For a long time, I have wanted to drive AROUND the Salton Sea, e.g., the east side of the Sea. Yesterday, we decided it was a good time to do that. When we got to the South end of the Sea, what we saw astonished me!
In an absolute DESERT, we are growing alfalfa. The fields go to the horizon, and there are hundreds and hundreds of stacks of alfalfa. This is in a place where the summer temperature reaches 120-125 degrees! And they are growing it by flooding fields. And without water, the land is absolutely barren. This is where 20% of all California's water is used.
I know that the Imperial Irrigation District is one of our favorites so you should enjoy this insanity.
Not only this outrage, but most of their customers are the dairy farmers hundreds and hundreds of miles away.

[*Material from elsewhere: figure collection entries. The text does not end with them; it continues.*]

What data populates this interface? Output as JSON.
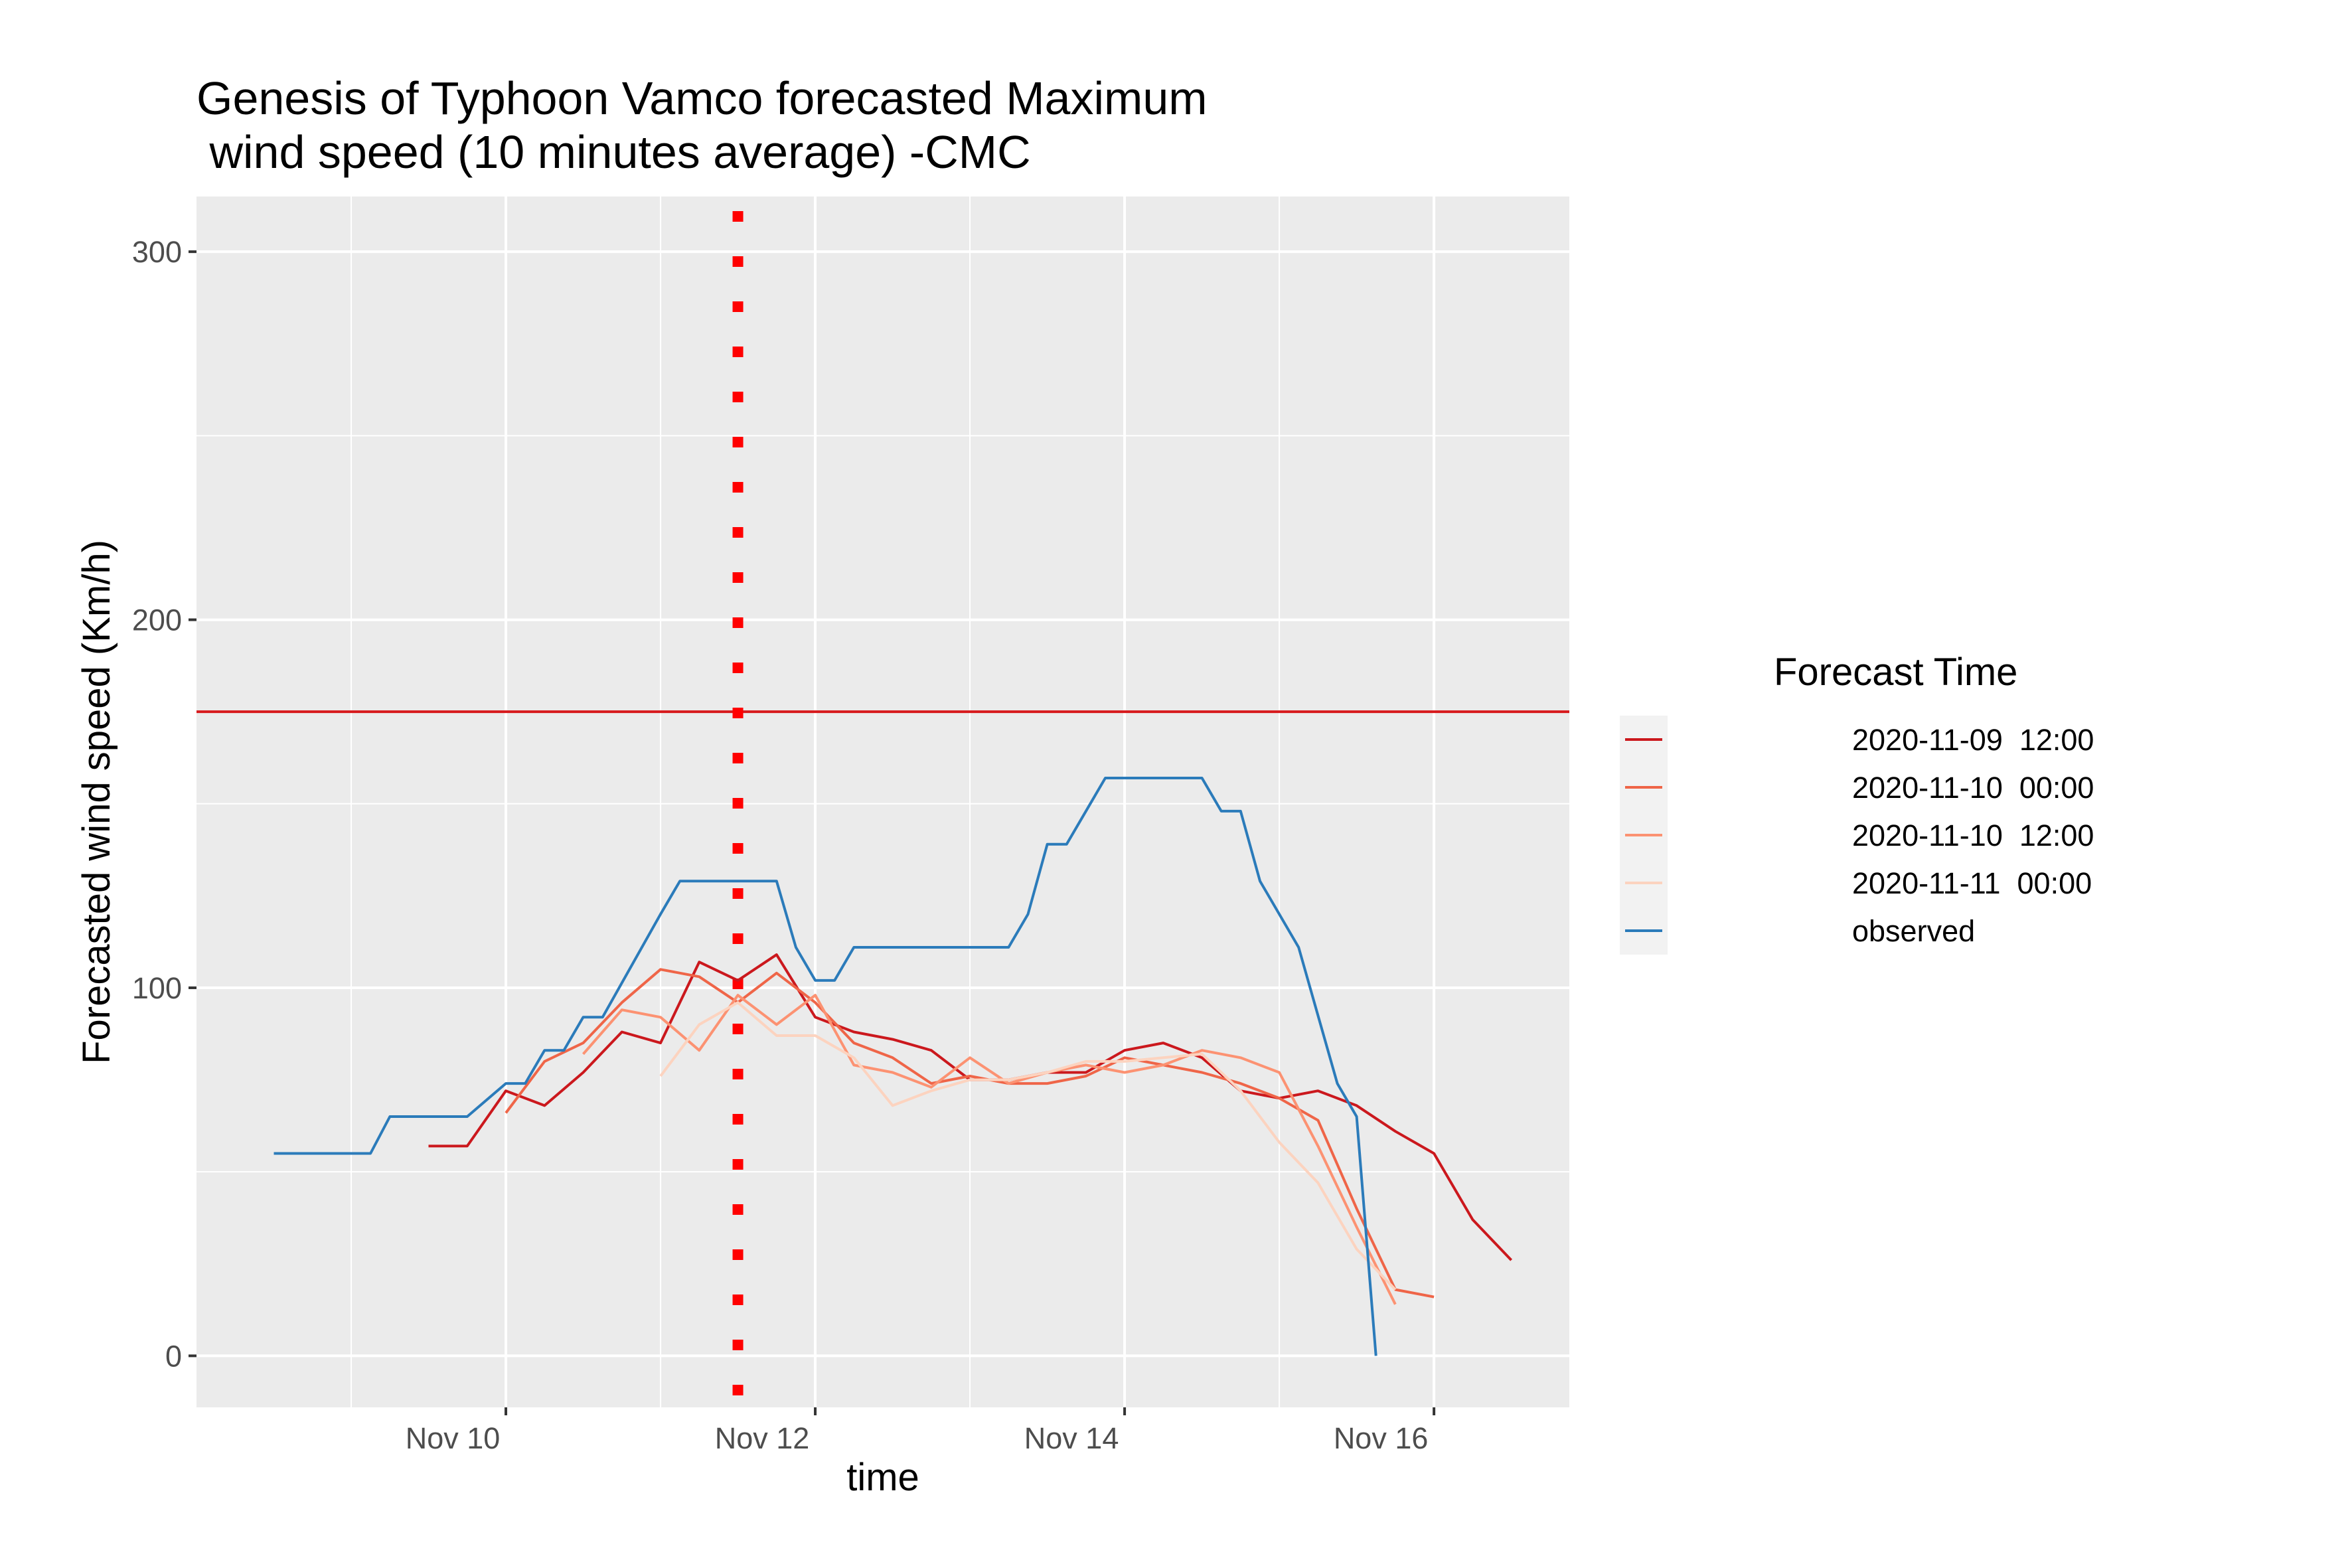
{
  "chart_data": {
    "type": "line",
    "title_line1": "Genesis of Typhoon Vamco forecasted Maximum",
    "title_line2": " wind speed (10 minutes average) -CMC",
    "xlabel": "time",
    "ylabel": "Forecasted wind speed (Km/h)",
    "xlim": [
      "2020-11-08 00:00",
      "2020-11-16 21:00"
    ],
    "ylim": [
      -14,
      315
    ],
    "x_ticks": [
      {
        "t": "2020-11-10 00:00",
        "label": "Nov 10"
      },
      {
        "t": "2020-11-12 00:00",
        "label": "Nov 12"
      },
      {
        "t": "2020-11-14 00:00",
        "label": "Nov 14"
      },
      {
        "t": "2020-11-16 00:00",
        "label": "Nov 16"
      }
    ],
    "y_ticks": [
      0,
      100,
      200,
      300
    ],
    "hline": {
      "y": 175,
      "color": "#d7191c"
    },
    "vline": {
      "t": "2020-11-11 12:00",
      "color": "#ff0000",
      "style": "dotted"
    },
    "grid": true,
    "legend": {
      "title": "Forecast Time",
      "position": "right"
    },
    "series": [
      {
        "name": "2020-11-09  12:00",
        "color": "#cb181d",
        "points": [
          [
            "2020-11-09 12:00",
            57
          ],
          [
            "2020-11-09 18:00",
            57
          ],
          [
            "2020-11-10 00:00",
            72
          ],
          [
            "2020-11-10 06:00",
            68
          ],
          [
            "2020-11-10 12:00",
            77
          ],
          [
            "2020-11-10 18:00",
            88
          ],
          [
            "2020-11-11 00:00",
            85
          ],
          [
            "2020-11-11 06:00",
            107
          ],
          [
            "2020-11-11 12:00",
            102
          ],
          [
            "2020-11-11 18:00",
            109
          ],
          [
            "2020-11-12 00:00",
            92
          ],
          [
            "2020-11-12 06:00",
            88
          ],
          [
            "2020-11-12 12:00",
            86
          ],
          [
            "2020-11-12 18:00",
            83
          ],
          [
            "2020-11-13 00:00",
            75
          ],
          [
            "2020-11-13 06:00",
            75
          ],
          [
            "2020-11-13 12:00",
            77
          ],
          [
            "2020-11-13 18:00",
            77
          ],
          [
            "2020-11-14 00:00",
            83
          ],
          [
            "2020-11-14 06:00",
            85
          ],
          [
            "2020-11-14 12:00",
            81
          ],
          [
            "2020-11-14 18:00",
            72
          ],
          [
            "2020-11-15 00:00",
            70
          ],
          [
            "2020-11-15 06:00",
            72
          ],
          [
            "2020-11-15 12:00",
            68
          ],
          [
            "2020-11-15 18:00",
            61
          ],
          [
            "2020-11-16 00:00",
            55
          ],
          [
            "2020-11-16 06:00",
            37
          ],
          [
            "2020-11-16 12:00",
            26
          ]
        ]
      },
      {
        "name": "2020-11-10  00:00",
        "color": "#ef6548",
        "points": [
          [
            "2020-11-10 00:00",
            66
          ],
          [
            "2020-11-10 06:00",
            80
          ],
          [
            "2020-11-10 12:00",
            85
          ],
          [
            "2020-11-10 18:00",
            96
          ],
          [
            "2020-11-11 00:00",
            105
          ],
          [
            "2020-11-11 06:00",
            103
          ],
          [
            "2020-11-11 12:00",
            96
          ],
          [
            "2020-11-11 18:00",
            104
          ],
          [
            "2020-11-12 00:00",
            96
          ],
          [
            "2020-11-12 06:00",
            85
          ],
          [
            "2020-11-12 12:00",
            81
          ],
          [
            "2020-11-12 18:00",
            74
          ],
          [
            "2020-11-13 00:00",
            76
          ],
          [
            "2020-11-13 06:00",
            74
          ],
          [
            "2020-11-13 12:00",
            74
          ],
          [
            "2020-11-13 18:00",
            76
          ],
          [
            "2020-11-14 00:00",
            81
          ],
          [
            "2020-11-14 06:00",
            79
          ],
          [
            "2020-11-14 12:00",
            77
          ],
          [
            "2020-11-14 18:00",
            74
          ],
          [
            "2020-11-15 00:00",
            70
          ],
          [
            "2020-11-15 06:00",
            64
          ],
          [
            "2020-11-15 12:00",
            40
          ],
          [
            "2020-11-15 18:00",
            18
          ],
          [
            "2020-11-16 00:00",
            16
          ]
        ]
      },
      {
        "name": "2020-11-10  12:00",
        "color": "#fc9272",
        "points": [
          [
            "2020-11-10 12:00",
            82
          ],
          [
            "2020-11-10 18:00",
            94
          ],
          [
            "2020-11-11 00:00",
            92
          ],
          [
            "2020-11-11 06:00",
            83
          ],
          [
            "2020-11-11 12:00",
            98
          ],
          [
            "2020-11-11 18:00",
            90
          ],
          [
            "2020-11-12 00:00",
            98
          ],
          [
            "2020-11-12 06:00",
            79
          ],
          [
            "2020-11-12 12:00",
            77
          ],
          [
            "2020-11-12 18:00",
            73
          ],
          [
            "2020-11-13 00:00",
            81
          ],
          [
            "2020-11-13 06:00",
            74
          ],
          [
            "2020-11-13 12:00",
            77
          ],
          [
            "2020-11-13 18:00",
            79
          ],
          [
            "2020-11-14 00:00",
            77
          ],
          [
            "2020-11-14 06:00",
            79
          ],
          [
            "2020-11-14 12:00",
            83
          ],
          [
            "2020-11-14 18:00",
            81
          ],
          [
            "2020-11-15 00:00",
            77
          ],
          [
            "2020-11-15 06:00",
            57
          ],
          [
            "2020-11-15 12:00",
            35
          ],
          [
            "2020-11-15 18:00",
            14
          ]
        ]
      },
      {
        "name": "2020-11-11  00:00",
        "color": "#fcd3bf",
        "points": [
          [
            "2020-11-11 00:00",
            76
          ],
          [
            "2020-11-11 06:00",
            90
          ],
          [
            "2020-11-11 12:00",
            96
          ],
          [
            "2020-11-11 18:00",
            87
          ],
          [
            "2020-11-12 00:00",
            87
          ],
          [
            "2020-11-12 06:00",
            81
          ],
          [
            "2020-11-12 12:00",
            68
          ],
          [
            "2020-11-12 18:00",
            72
          ],
          [
            "2020-11-13 00:00",
            75
          ],
          [
            "2020-11-13 06:00",
            75
          ],
          [
            "2020-11-13 12:00",
            77
          ],
          [
            "2020-11-13 18:00",
            80
          ],
          [
            "2020-11-14 00:00",
            80
          ],
          [
            "2020-11-14 06:00",
            81
          ],
          [
            "2020-11-14 12:00",
            82
          ],
          [
            "2020-11-14 18:00",
            72
          ],
          [
            "2020-11-15 00:00",
            58
          ],
          [
            "2020-11-15 06:00",
            47
          ],
          [
            "2020-11-15 12:00",
            29
          ],
          [
            "2020-11-15 18:00",
            18
          ]
        ]
      },
      {
        "name": "observed",
        "color": "#2b7bba",
        "points": [
          [
            "2020-11-08 12:00",
            55
          ],
          [
            "2020-11-09 00:00",
            55
          ],
          [
            "2020-11-09 03:00",
            55
          ],
          [
            "2020-11-09 06:00",
            65
          ],
          [
            "2020-11-09 12:00",
            65
          ],
          [
            "2020-11-09 18:00",
            65
          ],
          [
            "2020-11-10 00:00",
            74
          ],
          [
            "2020-11-10 03:00",
            74
          ],
          [
            "2020-11-10 06:00",
            83
          ],
          [
            "2020-11-10 09:00",
            83
          ],
          [
            "2020-11-10 12:00",
            92
          ],
          [
            "2020-11-10 15:00",
            92
          ],
          [
            "2020-11-11 00:00",
            120
          ],
          [
            "2020-11-11 03:00",
            129
          ],
          [
            "2020-11-11 18:00",
            129
          ],
          [
            "2020-11-11 21:00",
            111
          ],
          [
            "2020-11-12 00:00",
            102
          ],
          [
            "2020-11-12 03:00",
            102
          ],
          [
            "2020-11-12 06:00",
            111
          ],
          [
            "2020-11-13 06:00",
            111
          ],
          [
            "2020-11-13 09:00",
            120
          ],
          [
            "2020-11-13 12:00",
            139
          ],
          [
            "2020-11-13 15:00",
            139
          ],
          [
            "2020-11-13 21:00",
            157
          ],
          [
            "2020-11-14 12:00",
            157
          ],
          [
            "2020-11-14 15:00",
            148
          ],
          [
            "2020-11-14 18:00",
            148
          ],
          [
            "2020-11-14 21:00",
            129
          ],
          [
            "2020-11-15 03:00",
            111
          ],
          [
            "2020-11-15 09:00",
            74
          ],
          [
            "2020-11-15 12:00",
            65
          ],
          [
            "2020-11-15 15:00",
            0
          ]
        ]
      }
    ]
  }
}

Until yesterday, my opposition to alfalfa has been intellectual and mathematical. Now it is visceral!
Was he sure that he saw IID land? Yes -- he says that "the photographs were taken on 111 between Calipatria and Niland, which as nearly as I can tell from the IID Annual Report is dead centered in the IID."
Note that only 15% of California's water is used to grow alfalfa, but 23% is used for irrigated pasture, hay and alfalfa. IID uses about 3MAF on many crops, but IID uses about 7.5% ALL water in California, and 75% of the water California gets from the Colorado River.
So why do farmers grow alfalfa in IID? Because they only pay $17/AF of water (recall that urban consumers pay over $1,000/AF for water).
I used to think that $17 was cheap, until I read this* (via JC):
The Turlock Irrigation District's irrigation increase includes raising the basic charge, now $20 per acre, to $23 in 2009 and $26 in 2010. This charge will cover the basic allotment of water, which is higher in wet years than in dry years. Water exceeding this allotment will cost $15 for the first acre-foot and $20 per acre-foot thereafter....Didja see that! If you use enough water, you get more at half price! Those rates are not just crazy low,** but the decreasing block rate structure makes them uneconomical (and perhaps criminal, given the current drought). I used to think that IID was the Champion of Mismanaged Water,*** but I am amazed to find that TID/MID are vying to be even more foolish. Egads!
The Modesto Irrigation District's farmers pay $23.50 per acre for the basic allotment of water, then $11.75 per acre-foot.
Bottom Line: Farmers "waste" water because it's too cheap to conserve. IID and others need to raise prices/allow markets to reallocate their water supply before their water is seized due to chronic mismanagement.
* The link isn't to the same story that JC emailed to me -- because I couldn't find it online. Worst website of the month: The Modesto Bee.
** Yes, I know that prices reflect the cost of delivery. What they SHOULD reflect is the value of water, but that will not happen until water rights are more widely traded and/or water prices reflect scarcity.
*** IID, which already has problems with demand exceeding supply (duh! I wonder why) is imposing rationing in a typically backwards way (across the board).